Example 2: Rapid Deployment of Predictive Models
Using the Rapid Deployment of Predictive Models module, you can load one or more PMML (Predictive Models Markup Language) files containing deployment information, and compute very quickly (in a single pass through the data) predictions for large numbers of observations (for one or more models).
PMML is a XML-based (Extensible Markup Language) industry standard syntax. PMML files can be generated from practically all modules for predictive data mining including C&RT, CHAID, Boosted Trees, Random Forests, MARSplines, Support Vector Machines, Naïve Bayes, K-Nearest Neighbors, and Generalized EM & k-Means Cluster Analysis as well as statistical models including General Linear Models and Discriminate Analysis. PMML code is generated via the Code Generator button found in the Results dialog boxes.
This example describes how to take a fully trained model, create deployment code, and use Rapid Deployment to make predictions for new data.
Using an appropriate statistical or data mining tool, build and evaluate models relating the predictor variables to the target variable of interest. Once one or more appropriate models are found, generate the PMML script for those models. Save the script with the .xml extension.
For this example, we will use a fully trained set of data mining models. These are stored with the STATISTICA example data sets, and include:
- BostonHousingC&RT.xml,
- BostonHousingCHAID.xml,
- BostonHousingBoosted.xml,
- BostonHousingRandomForest.xml,
- BostonHousingMARSplines.xml,
- BostonHousingSANN.xml.
- BostonHousingSVM.xml
First, open the deployment data set. This can be a new data set that has the same variable names that were used when you created the model, or it can be the original data set with new cases appended to it.
This example uses the BostonHousing.sta data file. Open it by selecting Open Examples from the File menu (classic menus), or on the ribbon bar, select the Home tab; in the File group, click the Open arrow and select Open Examples from the menu; the data file is located in the Datasets folder.
We will add model prediction to the deployment data file. To do this, we must first add the appropriate variables. Insert a new variable into the data set, and name it Prediction: Right-click on the last variable name in the BostonHousing.sta data set, Value of Occupied Homes. From the shortcut menu, select Add Variables to display the Add Variables dialog box. Double-click in the After field.
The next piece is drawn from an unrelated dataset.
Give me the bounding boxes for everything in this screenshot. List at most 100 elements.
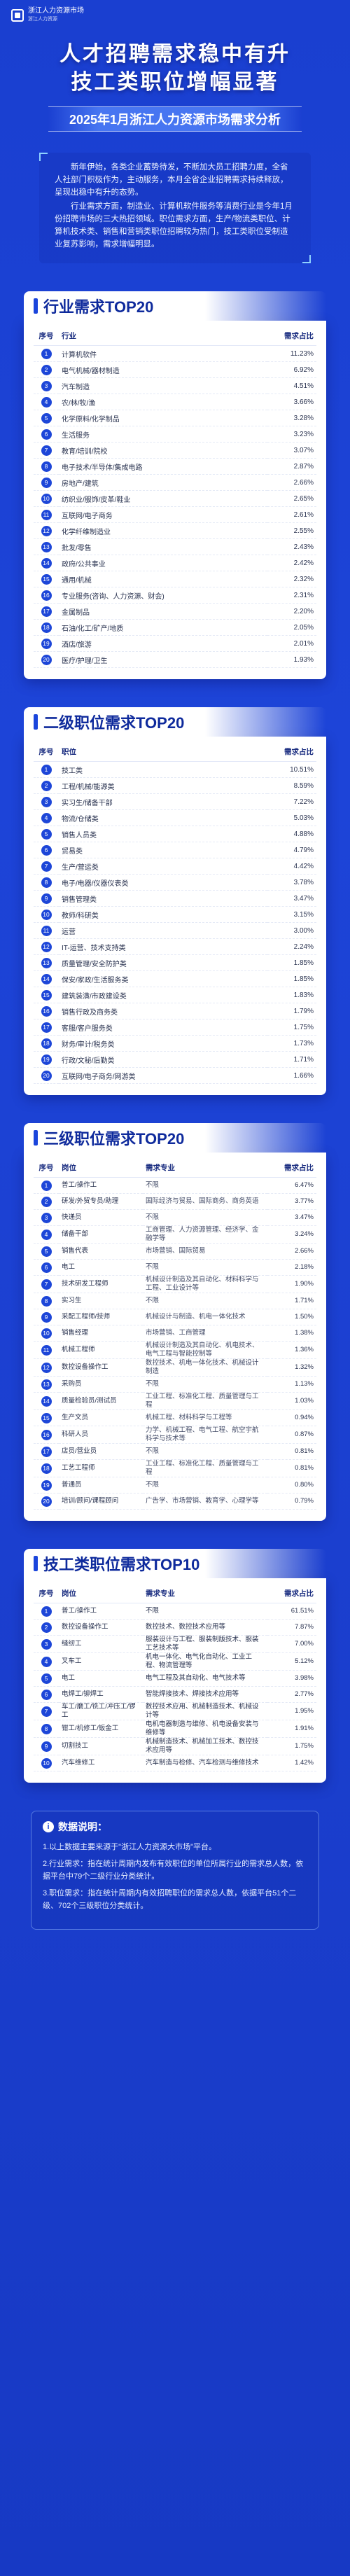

In the Select Variable dialog, select Value of Occupied Homes, and click OK. In the Name field, type Prediction. Click the OK button.
Select Rapid Deployment of Predictive Models (PMML) from the Data Mining menu (classic menus), or on the ribbon bar, select the Data Mining tab; in the Deployment group, click Rapid Deployment to display the Rapid Deployment of Predictive Models Startup Panel.
Click the Load models button. In the Open PMML files dialog box, browse to the location of the PMML files, and select them.
Click the Open button.
STATISTICA will recognize the dependent variable and predictor variables.
Click the Summary button. Two output spreadsheets are generated. The first one contains the prediction and residual values for each case and for each model loaded in Rapid Deployment. The average prediction is the last column of output, which uses all 7 data mining models as an ensemble to produce the average prediction. This is also called bagging.
The second output spreadsheet contains the error rates of the selected models in the deployment data file. Smaller values of error indicate better performing models. In this case, the Boosted Trees model gave the smallest error rate.
Now, we will add the average prediction output to the deployment data file. Click the Save predicted & residual values to input data button.
In the Assign statistics to variables for saving in input data dialog box, select Average prediction in the left pane, and select Prediction in the right pane.
Click the Assign button. This assigns the predictions from the Boosted Trees model to the predictions variable in the deployment spreadsheet.
Click the OK button, and the predicted values will be displayed in the Prediction column of the spreadsheet.